It is really a 2-part question, so let me answer in parts.
Part 1: which DevCloud. This thread is posted on the forum for Intel DevCloud for the Edge, which is not designed for DNN training. It has compute nodes to edge inference. The better choice for training would be Intel DevCloud for Data-centric Workloads — it has compute nodes more suitable for training workloads.
Part 2: how to train in parallel. On Intel DevCloud for Data-centric workloads, you can train on multiple nodes in two ways:
- Recommended: submit independent training jobs to multiple nodes, one node per job. When training, you normally need to experiment with parameters such as the training rate, so you will go through training faster by using multiple nodes to study multiple parameter sets. Take a look at the "-F" argument of qsub to see an example of how to do that. See https://devcloud.intel.com/datacenter/learn/advanced-queue/job-parameters
- Not recommended: submit a multi-node job to train a single network using the distributed-memory architecture syntax (see https://devcloud.intel.com/datacenter/learn/advanced-queue/distributed-memory-architecture). This is not recommended for two reasons:
- Multi-node training is not automatic. Even if you reserve multiple nodes for the job, your network will run out-of-the-box on just one.
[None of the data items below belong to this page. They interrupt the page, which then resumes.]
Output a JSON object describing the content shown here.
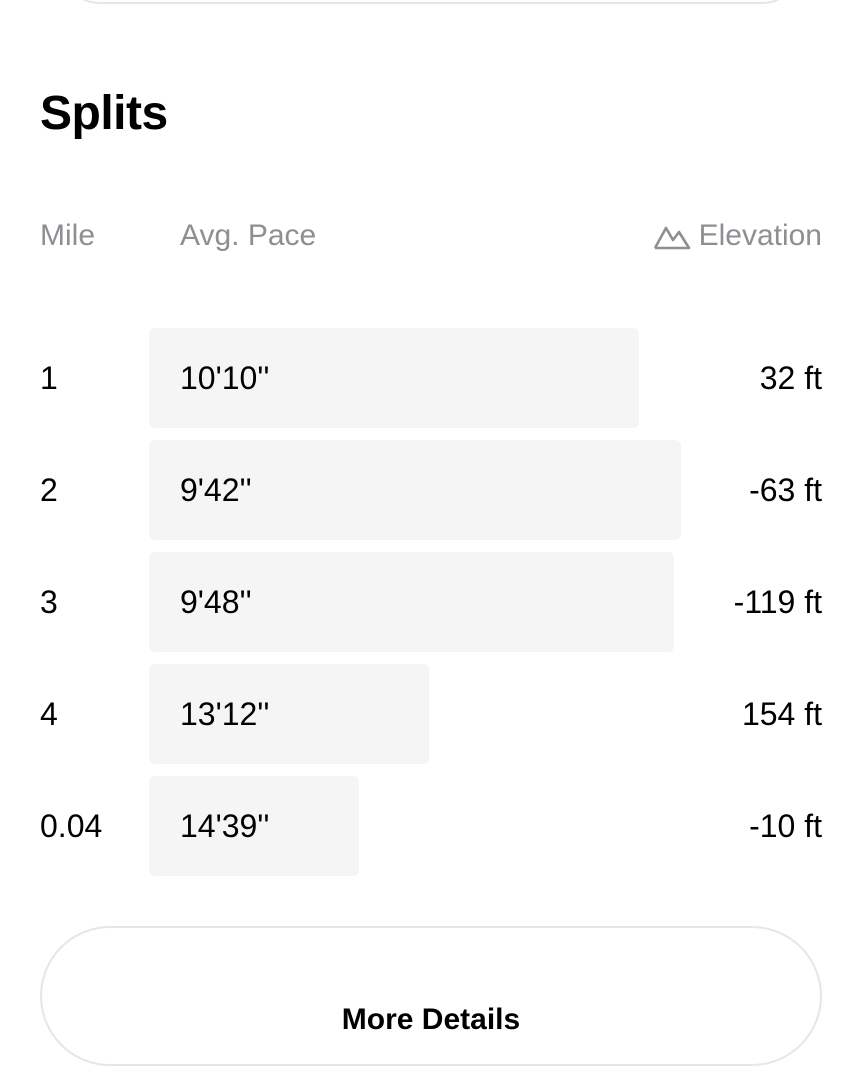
{
  "splits": {
    "title": "Splits",
    "headers": {
      "mile": "Mile",
      "pace": "Avg. Pace",
      "elevation": "Elevation",
      "elevation_icon": "mountain-icon"
    },
    "bar_color": "#f5f5f5",
    "rows": [
      {
        "mile": "1",
        "pace": "10'10''",
        "elevation": "32 ft",
        "pace_bar_fraction": 0.7
      },
      {
        "mile": "2",
        "pace": "9'42''",
        "elevation": "-63 ft",
        "pace_bar_fraction": 0.76
      },
      {
        "mile": "3",
        "pace": "9'48''",
        "elevation": "-119 ft",
        "pace_bar_fraction": 0.75
      },
      {
        "mile": "4",
        "pace": "13'12''",
        "elevation": "154 ft",
        "pace_bar_fraction": 0.4
      },
      {
        "mile": "0.04",
        "pace": "14'39''",
        "elevation": "-10 ft",
        "pace_bar_fraction": 0.3
      }
    ]
  },
  "actions": {
    "more_details_label": "More Details"
  }
}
To run on several nodes, you have to explicitly launch your executables on all nodes and inform your DL framework that you are doing this. The recipes for doing this vary from one framework to another.
- Multi-node training of a single network is usually very intensive in network traffic, and requires 100 GbE or faster interconnects to provide enough data to keep the training devices occupied. As of early 2020, the networking infrastructure of compute nodes in Intel DevCloud for Data-centric Workloads does not have 100 GbE interconnects, so you may experience a slow-down instead of a speed-up by doing this.
Can we do distributed computing on Intel DevCloud?
As an example, start a server on a single compute node, and have another node as a management node, but all the process needs to be done within 24 hours.
Is such a setup feasible?
Alternatively, usage of MPI4PY is preferred but how will the Intel DevCloud react with MPI4PY, will it act as a cluster with several nodes or as workers from a single node?